Slide up, hit the right note and the band comes in just as sure as if I was holding up the little stick, that magic wand they give symphony conductors. Watch me for the changes. And I can’t help but think, who the fuck put me in charge? What do I know about lonesome highways east of anywhere, let alone some state so foreign to me it might as well be Mars?

But it is magic, after all, isn’t it, when thirty years’ worth of stale smoke and freezing midnight load outs comes in, in unison right behind me, waiting to execute that progression and give me room to sing about what’s more or less fiction to me. It’s like war: you have to trust your brothers to keep you safe, out of the line of scrimmage, to give you some covering fire to get you through to a foxhole between verse and bridge where you can’t do any more damage to the words, where you can slide up and hit the right note and let that be your validation.

My fingers form chords like prayers; please forgive me father for I am a sinner doing wicked acts, but I just can’t seem to stop.

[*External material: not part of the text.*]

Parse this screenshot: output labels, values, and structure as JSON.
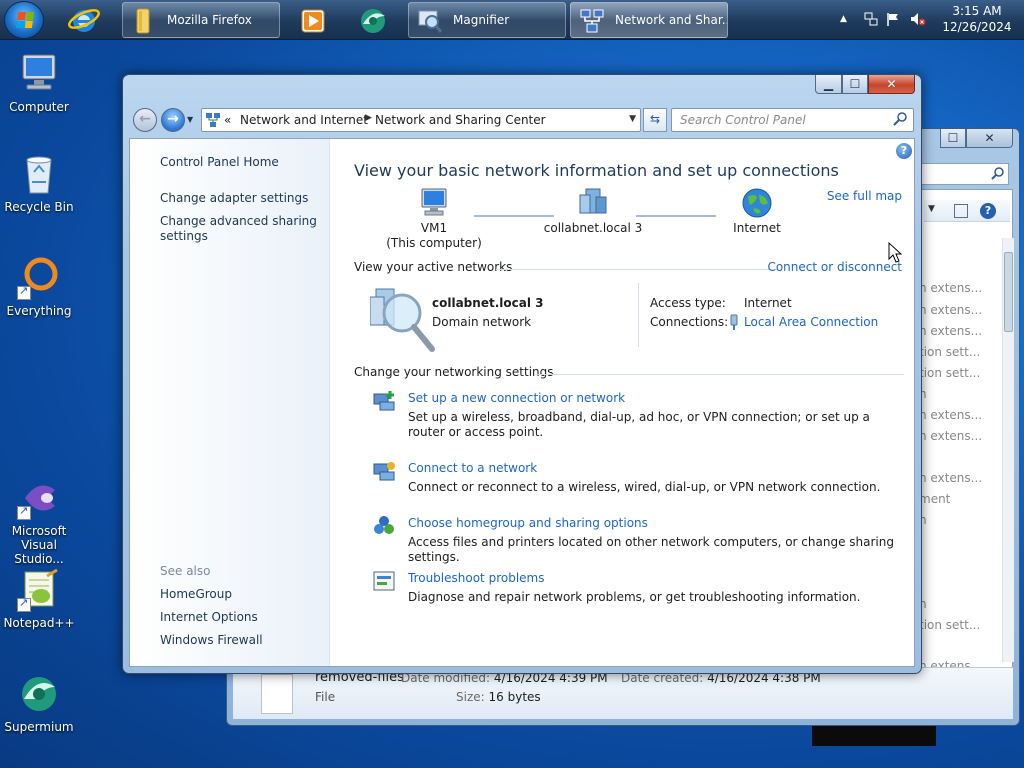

This is my alleluia, can you understand that, this is my movement of faith. It’s God talking through us in a minor key, all of us together like we’re a bummed-out, small-time host, holding secret worship under cover of sticky tables and tobacco clouds. It’s a whiskey confessional: forgive me, let me do my penance right here. It’ll be stigmata fretboard and sacramental bourbon, and I’ll bow down to you, I’ll be the altar boy in your church. It’s magic, isn’t it, a sacred mystery, Father, Son and Holy Gibson.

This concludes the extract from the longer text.